Comment by theideaofcoffee
3 hours ago
Same, my time at a F100 ecommerce retailer showed me the same. Every change control board justification needed an explicit back-out/restoration plan with exact steps to be taken, what was being monitored to ensure that was being held to, contacts of prominent groups anticipated to have an effect, emergency numbers/rooms for quick conferences if in fact something did happen.
The process was pretty tight, almost no revenue-affecting outages from what I can remember because it was such a collaborative effort (even though the board presentation seemed a bit spiky and confrontational at the time, everyone was working together).
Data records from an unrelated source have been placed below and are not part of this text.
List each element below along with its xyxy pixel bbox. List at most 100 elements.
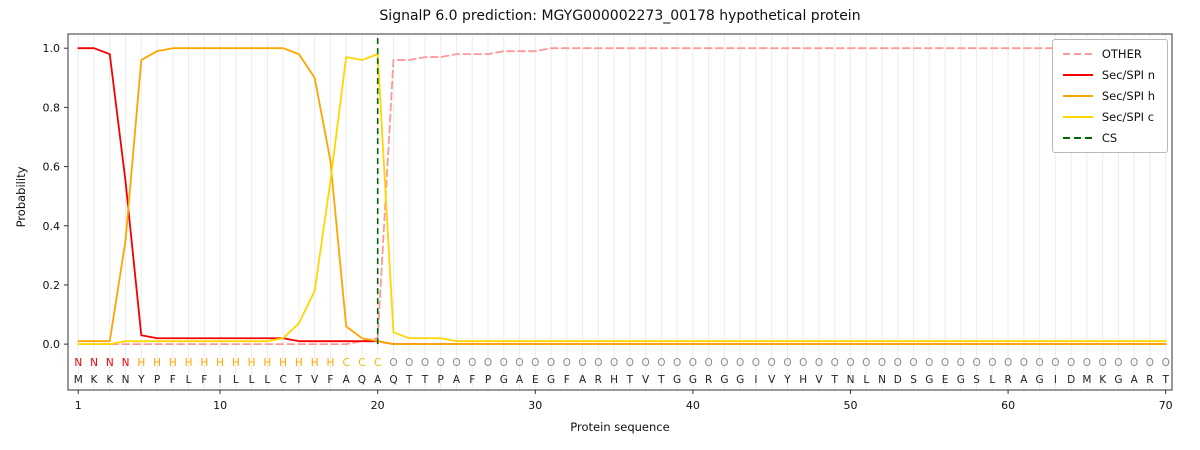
svg-text:A: A [1020,374,1028,386]
svg-text:O: O [641,357,649,369]
svg-text:D: D [894,374,902,386]
legend-item-sec-spi-h: Sec/SPI h [1062,89,1155,103]
svg-text:O: O [689,357,697,369]
svg-text:G: G [736,374,744,386]
svg-text:H: H [610,374,618,386]
svg-text:O: O [1051,357,1059,369]
legend-label: CS [1101,131,1118,145]
svg-text:O: O [752,357,760,369]
svg-text:V: V [311,374,319,386]
svg-text:P: P [154,374,160,386]
svg-text:M: M [74,374,83,386]
svg-text:H: H [185,357,193,369]
svg-text:O: O [673,357,681,369]
svg-text:O: O [1067,357,1075,369]
svg-text:R: R [595,374,602,386]
svg-text:O: O [831,357,839,369]
svg-text:F: F [327,374,333,386]
svg-text:T: T [657,374,665,386]
svg-text:O: O [925,357,933,369]
svg-text:C: C [374,357,381,369]
legend-line-sample-other [1062,53,1093,55]
svg-text:T: T [831,374,839,386]
svg-text:O: O [783,357,791,369]
svg-text:I: I [219,374,222,386]
svg-text:A: A [343,374,351,386]
svg-text:0.4: 0.4 [43,220,61,233]
svg-text:L: L [989,374,995,386]
svg-text:Y: Y [783,374,791,386]
legend-label: OTHER [1101,47,1142,61]
svg-text:O: O [768,357,776,369]
svg-text:C: C [342,357,349,369]
svg-text:O: O [972,357,980,369]
svg-text:L: L [186,374,192,386]
svg-text:H: H [200,357,208,369]
svg-text:G: G [673,374,681,386]
svg-text:K: K [106,374,114,386]
svg-text:30: 30 [528,399,542,412]
svg-text:T: T [295,374,303,386]
svg-text:C: C [358,357,365,369]
svg-text:O: O [515,357,523,369]
svg-text:K: K [91,374,99,386]
legend: OTHER Sec/SPI n Sec/SPI h Sec/SPI c CS [1051,39,1168,153]
svg-text:O: O [720,357,728,369]
svg-text:O: O [846,357,854,369]
svg-text:V: V [768,374,776,386]
svg-text:D: D [1067,374,1075,386]
legend-line-sample-sec-spi-h [1062,95,1093,97]
svg-text:O: O [500,357,508,369]
svg-text:O: O [389,357,397,369]
svg-text:H: H [311,357,319,369]
svg-text:N: N [847,374,855,386]
svg-text:S: S [910,374,917,386]
svg-text:1.0: 1.0 [43,42,61,55]
svg-text:H: H [295,357,303,369]
svg-text:O: O [578,357,586,369]
svg-text:O: O [799,357,807,369]
svg-text:G: G [925,374,933,386]
svg-text:O: O [1035,357,1043,369]
svg-text:F: F [170,374,176,386]
svg-text:T: T [405,374,413,386]
svg-text:F: F [564,374,570,386]
svg-text:F: F [201,374,207,386]
svg-text:C: C [279,374,286,386]
svg-text:60: 60 [1001,399,1015,412]
svg-text:K: K [1099,374,1107,386]
svg-text:H: H [326,357,334,369]
svg-text:Y: Y [137,374,145,386]
svg-text:A: A [516,374,524,386]
svg-text:O: O [421,357,429,369]
svg-text:O: O [484,357,492,369]
legend-line-sample-sec-spi-c [1062,116,1093,118]
svg-text:O: O [815,357,823,369]
svg-text:1: 1 [75,399,82,412]
svg-text:O: O [563,357,571,369]
svg-text:O: O [894,357,902,369]
legend-line-sample-sec-spi-n [1062,74,1093,76]
svg-text:O: O [531,357,539,369]
svg-text:S: S [973,374,980,386]
svg-text:T: T [1161,374,1169,386]
svg-text:L: L [863,374,869,386]
svg-text:A: A [453,374,461,386]
legend-label: Sec/SPI n [1101,68,1155,82]
svg-text:H: H [279,357,287,369]
svg-text:H: H [248,357,256,369]
svg-text:O: O [1020,357,1028,369]
svg-text:I: I [1054,374,1057,386]
svg-text:O: O [957,357,965,369]
svg-text:O: O [405,357,413,369]
svg-text:G: G [957,374,965,386]
svg-text:A: A [579,374,587,386]
svg-text:40: 40 [686,399,700,412]
svg-text:A: A [374,374,382,386]
svg-text:O: O [437,357,445,369]
svg-text:G: G [1114,374,1122,386]
legend-item-cs: CS [1062,131,1155,145]
svg-text:O: O [1130,357,1138,369]
svg-text:10: 10 [213,399,227,412]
And you moved at a glacial pace compared to Cloudflare. There are tradeoffs.
Yes, of course, I want the organization that inserted itself into handling 20% of the world's internet traffic to move fast and break things. Like breaking the internet on a bi-weekly basis. Yep, great tradeoff there.
Give me a break.
While you're taking your break, exploits gain traction in the wild and one of the value propositions for using a service provider like CloudFlare is catching and mitigating theses exploits as fast as possible. From the OP, this outage was in relation to handling a nasty RCE.
Lest we forget, they initially rose to prominence by being cheaper than the existing solutions, not better, and I suppose this is a tradeoff a lot of their customers are willing to make.
But if your job is mitigate attacks/issues then things can very broken while you're being slow to mitigate it.
This sounds just as bad as yolo-merges, just on the other end of the spectrum.